Our individual mourning has become so complicated because much of what we would normally do either cannot be done, or ironically enough, is precisely what we are doing already as part of our day-to-day lives in this time period. Our national mourning is even more complicated.
While I was struck by the fact that we had what was to all intents and purposes a national memorial service for 9/11 even before all the victims were found and the number of dead known, 9/11 was a discrete event. It happened, it was over, and we knew who was responsible. We had a president who understood that one of their most important roles is to serve as “consoler in chief,” to bring our country together and unify us in times of trouble. We do not have unity today.

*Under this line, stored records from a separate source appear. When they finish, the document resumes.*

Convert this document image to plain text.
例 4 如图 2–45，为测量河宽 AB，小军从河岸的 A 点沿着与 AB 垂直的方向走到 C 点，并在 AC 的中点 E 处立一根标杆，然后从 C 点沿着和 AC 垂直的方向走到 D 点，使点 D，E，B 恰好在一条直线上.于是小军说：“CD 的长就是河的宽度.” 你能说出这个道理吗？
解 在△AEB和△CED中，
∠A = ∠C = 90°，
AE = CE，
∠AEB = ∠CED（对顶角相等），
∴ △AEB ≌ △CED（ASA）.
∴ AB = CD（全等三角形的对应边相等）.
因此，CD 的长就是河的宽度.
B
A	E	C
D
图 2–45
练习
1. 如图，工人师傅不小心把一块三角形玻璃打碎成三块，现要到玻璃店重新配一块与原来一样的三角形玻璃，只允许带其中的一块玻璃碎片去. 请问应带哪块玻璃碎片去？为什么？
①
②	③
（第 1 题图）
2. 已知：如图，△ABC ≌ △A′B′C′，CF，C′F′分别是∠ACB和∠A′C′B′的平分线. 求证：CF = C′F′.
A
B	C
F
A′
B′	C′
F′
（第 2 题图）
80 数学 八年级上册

Everything about this pandemic has become politicized and partisan-- whether to wear a mask or not, whether to observe physical distancing or not, whether children get the disease and spread it to others, whether we can trust that the vaccine which does not yet exist will be safe and effective once it is distributed.
The same Jewish tradition that provides us a roadmap for mourning also recognizes that sometimes that roadmap needs to be adjusted due to circumstances we can’t control. If a funeral has to be delayed, we begin shiva when the body is given over to the custody of those who will perform the burial. If we did not learn of a death until 30 days or more has passed, we sit shiva for only one hour. While at times I have given congregants advice based on these specific rulings, the point is, the tradition recognizes that we do what we can and that is sufficient in the eyes of God and in the eyes of those we have lost.
God asks us on Yom Kippur what we are going to do now. How will we move forward? We are left mourning national losses to COVID, and left mourning the life we had before COVID. Mourning a life of social interaction, travel, and interpersonal supports. Yom Kippur gives us the opportunity to acknowledge those losses, as well as associated personal regrets, by refraining from such activities as bathing, eating or drinking. Just like with the restrictions we face during COVID, our body is uncomfortable during Yom Kippur; by feeling pain one can feel how others feel when they are in pain. And we can seek comfort in the fact that God has faith in us that we can indeed move forward through tragedies such as 9/11 and the Pandemic.
May the memory of those we have lost inspire us to live always by our highest ideals.